"Drake,.David.-.Old.Nathan" - читать интересную книгу автора (Drake David)

"Hmph!" snorted the horse. "And what'd you know?" But he settled
enough to let his rider dismount and loop the reins around the
hitching rail pegged to the porch supports.

"I find speakin' with 'em helps the beasts behave, sometimes,"
said Old Nathan, truthfully enough, to the man who watched him in
some puzzlement and more pure fear. He didn't know the fellow,
not truly, but from his store-bought clothes and the lines of his
smooth-shaven face he had to be kin to Newt Boardman. "Reckon
you're a Boardman?" the cunning man prompted.

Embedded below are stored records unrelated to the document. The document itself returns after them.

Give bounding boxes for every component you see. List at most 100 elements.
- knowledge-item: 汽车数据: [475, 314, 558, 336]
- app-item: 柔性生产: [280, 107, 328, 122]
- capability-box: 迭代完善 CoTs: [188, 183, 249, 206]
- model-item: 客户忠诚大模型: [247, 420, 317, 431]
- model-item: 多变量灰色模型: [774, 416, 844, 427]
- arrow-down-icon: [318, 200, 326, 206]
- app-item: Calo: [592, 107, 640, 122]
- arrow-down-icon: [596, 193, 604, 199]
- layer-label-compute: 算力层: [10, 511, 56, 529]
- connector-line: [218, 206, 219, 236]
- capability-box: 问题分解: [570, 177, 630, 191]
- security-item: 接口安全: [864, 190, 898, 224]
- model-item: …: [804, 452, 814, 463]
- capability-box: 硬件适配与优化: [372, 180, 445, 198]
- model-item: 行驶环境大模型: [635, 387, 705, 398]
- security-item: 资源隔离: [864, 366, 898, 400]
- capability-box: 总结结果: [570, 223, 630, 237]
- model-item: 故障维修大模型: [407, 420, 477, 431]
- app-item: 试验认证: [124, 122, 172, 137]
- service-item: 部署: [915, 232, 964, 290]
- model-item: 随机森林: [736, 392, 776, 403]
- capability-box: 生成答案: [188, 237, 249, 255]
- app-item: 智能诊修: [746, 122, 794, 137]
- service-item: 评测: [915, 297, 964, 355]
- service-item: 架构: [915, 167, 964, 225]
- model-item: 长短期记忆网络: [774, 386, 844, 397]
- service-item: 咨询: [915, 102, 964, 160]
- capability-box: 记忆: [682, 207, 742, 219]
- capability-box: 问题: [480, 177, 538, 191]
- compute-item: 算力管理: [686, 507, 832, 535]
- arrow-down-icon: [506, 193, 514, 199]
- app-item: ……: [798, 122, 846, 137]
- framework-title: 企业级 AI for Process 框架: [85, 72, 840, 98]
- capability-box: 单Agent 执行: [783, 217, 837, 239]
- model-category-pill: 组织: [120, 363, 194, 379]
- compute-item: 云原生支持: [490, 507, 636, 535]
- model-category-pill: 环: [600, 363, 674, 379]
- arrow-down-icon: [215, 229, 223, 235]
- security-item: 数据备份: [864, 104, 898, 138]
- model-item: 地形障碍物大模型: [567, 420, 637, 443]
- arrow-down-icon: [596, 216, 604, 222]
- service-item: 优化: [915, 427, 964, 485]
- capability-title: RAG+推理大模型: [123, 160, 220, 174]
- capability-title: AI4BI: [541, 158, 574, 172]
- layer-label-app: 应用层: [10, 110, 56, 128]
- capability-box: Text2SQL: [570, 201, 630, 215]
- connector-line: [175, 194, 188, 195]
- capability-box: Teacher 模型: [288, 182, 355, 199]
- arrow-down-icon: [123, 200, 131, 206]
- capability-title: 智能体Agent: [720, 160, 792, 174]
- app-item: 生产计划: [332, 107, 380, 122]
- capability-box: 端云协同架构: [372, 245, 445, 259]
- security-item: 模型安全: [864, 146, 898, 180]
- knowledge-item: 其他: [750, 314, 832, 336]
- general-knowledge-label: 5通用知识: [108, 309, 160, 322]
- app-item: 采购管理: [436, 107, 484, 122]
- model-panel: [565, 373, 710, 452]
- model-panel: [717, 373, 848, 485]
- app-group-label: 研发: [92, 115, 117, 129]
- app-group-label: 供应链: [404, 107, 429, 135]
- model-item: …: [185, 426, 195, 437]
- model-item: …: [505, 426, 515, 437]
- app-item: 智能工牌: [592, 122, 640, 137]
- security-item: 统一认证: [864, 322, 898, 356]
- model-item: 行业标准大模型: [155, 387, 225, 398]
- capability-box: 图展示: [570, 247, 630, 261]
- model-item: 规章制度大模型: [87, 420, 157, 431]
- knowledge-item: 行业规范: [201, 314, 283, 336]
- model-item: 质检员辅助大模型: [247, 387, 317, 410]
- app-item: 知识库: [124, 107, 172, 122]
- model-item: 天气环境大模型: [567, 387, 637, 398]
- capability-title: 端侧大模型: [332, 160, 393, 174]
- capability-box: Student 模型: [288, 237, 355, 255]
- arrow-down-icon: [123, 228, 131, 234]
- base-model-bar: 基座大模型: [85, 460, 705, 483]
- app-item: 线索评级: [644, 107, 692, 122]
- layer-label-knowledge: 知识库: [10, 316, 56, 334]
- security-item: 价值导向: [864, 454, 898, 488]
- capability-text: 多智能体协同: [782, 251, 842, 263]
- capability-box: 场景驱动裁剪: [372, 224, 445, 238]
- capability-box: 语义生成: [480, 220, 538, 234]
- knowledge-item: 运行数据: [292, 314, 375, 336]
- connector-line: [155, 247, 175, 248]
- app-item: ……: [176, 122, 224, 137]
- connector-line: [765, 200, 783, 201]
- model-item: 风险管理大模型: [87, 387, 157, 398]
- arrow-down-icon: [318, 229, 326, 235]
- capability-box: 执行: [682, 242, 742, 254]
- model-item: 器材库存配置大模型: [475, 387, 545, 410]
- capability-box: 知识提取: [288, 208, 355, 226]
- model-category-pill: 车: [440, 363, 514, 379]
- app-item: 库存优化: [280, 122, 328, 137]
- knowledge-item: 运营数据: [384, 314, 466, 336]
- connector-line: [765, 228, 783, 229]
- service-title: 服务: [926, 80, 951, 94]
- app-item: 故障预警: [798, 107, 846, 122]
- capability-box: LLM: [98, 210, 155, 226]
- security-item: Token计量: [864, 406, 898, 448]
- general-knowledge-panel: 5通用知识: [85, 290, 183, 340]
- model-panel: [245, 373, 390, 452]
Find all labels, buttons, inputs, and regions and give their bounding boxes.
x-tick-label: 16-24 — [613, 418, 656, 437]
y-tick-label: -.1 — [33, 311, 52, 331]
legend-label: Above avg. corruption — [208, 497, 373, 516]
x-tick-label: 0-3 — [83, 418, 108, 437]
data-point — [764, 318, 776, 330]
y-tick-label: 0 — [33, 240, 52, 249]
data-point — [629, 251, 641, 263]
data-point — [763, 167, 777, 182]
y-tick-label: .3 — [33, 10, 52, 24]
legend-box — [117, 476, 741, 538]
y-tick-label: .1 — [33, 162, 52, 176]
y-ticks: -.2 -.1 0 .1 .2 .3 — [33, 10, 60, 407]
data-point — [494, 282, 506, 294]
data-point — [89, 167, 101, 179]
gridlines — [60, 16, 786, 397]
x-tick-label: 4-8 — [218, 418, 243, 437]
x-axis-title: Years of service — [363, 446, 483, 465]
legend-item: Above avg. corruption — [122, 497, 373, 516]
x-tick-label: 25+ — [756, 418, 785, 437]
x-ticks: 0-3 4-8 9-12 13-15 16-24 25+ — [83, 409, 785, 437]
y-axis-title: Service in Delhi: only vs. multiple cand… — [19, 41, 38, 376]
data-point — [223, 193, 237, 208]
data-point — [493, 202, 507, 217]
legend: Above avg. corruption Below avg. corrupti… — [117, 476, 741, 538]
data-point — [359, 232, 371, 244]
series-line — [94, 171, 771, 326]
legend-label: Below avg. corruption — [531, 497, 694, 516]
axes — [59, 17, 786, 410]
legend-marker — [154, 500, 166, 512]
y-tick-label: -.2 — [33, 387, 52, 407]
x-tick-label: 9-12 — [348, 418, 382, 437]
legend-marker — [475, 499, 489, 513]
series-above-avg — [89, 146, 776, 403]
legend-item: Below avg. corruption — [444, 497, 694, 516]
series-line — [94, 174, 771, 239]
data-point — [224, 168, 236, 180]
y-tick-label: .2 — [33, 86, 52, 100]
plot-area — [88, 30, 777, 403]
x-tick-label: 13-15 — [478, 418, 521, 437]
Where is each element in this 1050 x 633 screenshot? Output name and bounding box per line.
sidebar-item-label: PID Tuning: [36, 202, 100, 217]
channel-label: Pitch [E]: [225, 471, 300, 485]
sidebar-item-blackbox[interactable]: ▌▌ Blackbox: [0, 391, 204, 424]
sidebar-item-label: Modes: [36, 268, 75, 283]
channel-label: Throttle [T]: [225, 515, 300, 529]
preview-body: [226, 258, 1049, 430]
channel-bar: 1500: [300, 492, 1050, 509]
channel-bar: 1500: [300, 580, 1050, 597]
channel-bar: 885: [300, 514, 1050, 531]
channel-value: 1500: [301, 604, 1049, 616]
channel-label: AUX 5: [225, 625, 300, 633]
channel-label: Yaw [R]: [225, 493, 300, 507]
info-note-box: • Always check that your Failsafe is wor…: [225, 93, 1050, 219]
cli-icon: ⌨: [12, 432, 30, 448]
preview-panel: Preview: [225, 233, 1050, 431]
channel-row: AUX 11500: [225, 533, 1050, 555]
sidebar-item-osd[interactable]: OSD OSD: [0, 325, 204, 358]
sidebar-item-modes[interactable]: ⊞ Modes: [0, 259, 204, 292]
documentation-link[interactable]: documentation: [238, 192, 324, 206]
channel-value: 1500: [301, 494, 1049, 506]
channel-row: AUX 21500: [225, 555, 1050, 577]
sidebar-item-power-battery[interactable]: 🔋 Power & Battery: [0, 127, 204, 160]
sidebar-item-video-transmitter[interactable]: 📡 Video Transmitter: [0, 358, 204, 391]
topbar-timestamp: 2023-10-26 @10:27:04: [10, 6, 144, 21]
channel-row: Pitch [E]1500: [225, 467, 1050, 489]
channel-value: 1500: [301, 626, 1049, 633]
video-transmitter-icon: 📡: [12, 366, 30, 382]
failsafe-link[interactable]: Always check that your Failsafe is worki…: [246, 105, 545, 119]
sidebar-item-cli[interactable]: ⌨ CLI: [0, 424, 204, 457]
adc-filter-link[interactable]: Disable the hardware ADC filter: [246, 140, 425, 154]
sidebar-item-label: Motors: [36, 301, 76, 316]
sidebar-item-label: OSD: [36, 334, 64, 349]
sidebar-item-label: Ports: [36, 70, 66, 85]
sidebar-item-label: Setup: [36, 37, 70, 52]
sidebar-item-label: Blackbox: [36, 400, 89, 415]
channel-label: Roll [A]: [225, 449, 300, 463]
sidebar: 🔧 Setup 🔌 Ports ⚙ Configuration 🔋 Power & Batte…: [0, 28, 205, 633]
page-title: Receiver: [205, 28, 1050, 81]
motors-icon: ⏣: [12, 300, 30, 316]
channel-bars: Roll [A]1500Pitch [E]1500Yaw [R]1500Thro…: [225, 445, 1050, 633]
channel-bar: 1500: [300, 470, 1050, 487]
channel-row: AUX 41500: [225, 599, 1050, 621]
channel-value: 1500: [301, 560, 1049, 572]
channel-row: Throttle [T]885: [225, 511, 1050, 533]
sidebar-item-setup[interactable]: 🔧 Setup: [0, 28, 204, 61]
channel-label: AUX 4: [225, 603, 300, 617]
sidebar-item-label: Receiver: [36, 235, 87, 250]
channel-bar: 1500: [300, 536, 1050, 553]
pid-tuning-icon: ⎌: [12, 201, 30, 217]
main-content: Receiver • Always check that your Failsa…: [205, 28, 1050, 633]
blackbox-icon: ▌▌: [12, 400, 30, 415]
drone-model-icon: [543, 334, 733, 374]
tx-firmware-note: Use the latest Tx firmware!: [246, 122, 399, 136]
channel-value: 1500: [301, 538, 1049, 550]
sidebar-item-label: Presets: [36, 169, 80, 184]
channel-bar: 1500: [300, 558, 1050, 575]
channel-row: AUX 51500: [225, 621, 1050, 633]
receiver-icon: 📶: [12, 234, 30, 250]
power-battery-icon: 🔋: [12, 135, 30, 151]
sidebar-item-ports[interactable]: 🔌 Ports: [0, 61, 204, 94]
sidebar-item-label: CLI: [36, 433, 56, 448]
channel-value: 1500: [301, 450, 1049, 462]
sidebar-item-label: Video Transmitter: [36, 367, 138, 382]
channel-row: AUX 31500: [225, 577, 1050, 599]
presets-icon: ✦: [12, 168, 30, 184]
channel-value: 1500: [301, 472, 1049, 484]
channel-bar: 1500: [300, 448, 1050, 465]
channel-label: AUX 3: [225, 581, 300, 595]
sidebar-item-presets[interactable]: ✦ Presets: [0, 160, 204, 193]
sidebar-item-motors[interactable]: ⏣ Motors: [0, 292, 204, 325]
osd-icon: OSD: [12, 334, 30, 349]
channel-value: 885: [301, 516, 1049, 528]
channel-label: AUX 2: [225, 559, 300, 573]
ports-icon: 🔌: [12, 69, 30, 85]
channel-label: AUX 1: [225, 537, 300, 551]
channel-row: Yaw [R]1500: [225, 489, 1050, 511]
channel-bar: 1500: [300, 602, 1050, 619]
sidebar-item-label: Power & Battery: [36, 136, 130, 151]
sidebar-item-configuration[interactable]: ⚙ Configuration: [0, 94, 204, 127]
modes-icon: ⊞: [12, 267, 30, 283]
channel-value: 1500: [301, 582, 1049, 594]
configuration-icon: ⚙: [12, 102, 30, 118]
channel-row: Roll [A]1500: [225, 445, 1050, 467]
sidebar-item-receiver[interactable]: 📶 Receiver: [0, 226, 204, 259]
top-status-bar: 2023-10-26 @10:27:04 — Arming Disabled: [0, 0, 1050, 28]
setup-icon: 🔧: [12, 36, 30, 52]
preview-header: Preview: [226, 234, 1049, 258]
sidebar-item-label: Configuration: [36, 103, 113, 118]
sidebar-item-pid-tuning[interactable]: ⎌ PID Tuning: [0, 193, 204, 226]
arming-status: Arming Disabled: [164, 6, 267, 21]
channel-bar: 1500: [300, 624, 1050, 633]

"There's a cat here, too," said the shaggy, blond-haired dog who
had ambled out of the woods to intersect with the more deliberate
horse at the porch rail. The dog sniffed the edge of the puncheon
step to the porch and wagged her tail.

"I'm John Boardman, that's a fact," said the visitor with a hardening
of his face muscles that made him look even younger. "But I'm
here on my own account, not my daddy's."

Old Nathan knelt and held out the clenched knuckles of his right
hand for the dog to sniff. "You leave the cat alone and we'll be fine,
hear me?" he said to the bitch firmly.

"Sure, they're not the fun uv squirrels t' chase nohow," the dog
agreed.

The old man stared at the visitor. Boardman's ramrod stiffness
gilded the fear it tried to conceal.

"Scared to death, that one," said the dog and licked the offered
knuckles.

"Come in and set, then, John Boardman," Old Nathan said with
enough of a pause that his visitor could see there had been one. "I
got coffee."

The coffee boiled on the coals in an enameled iron pot. Old
Nathan had roasted the green beans in his frying pan the night
before and had ground them at dawn when he rose. He lifted the
pot's wire handle with a billet of lightwood while the dog padded in
quickly to snuffle the interior of the cabin and the Boardman boy
followed more gingerly.

"I will claw yer eyes out!" shrieked the cat from the roofbeam,
reaching down with one hooked paw in a pantomime of intention.

"Bag it, now, damn ye!" snarled Old Nathan from the chimney
alcove, twisting to face the cat and add the weight of his glare to
his tone, as savage as that of the animal itself.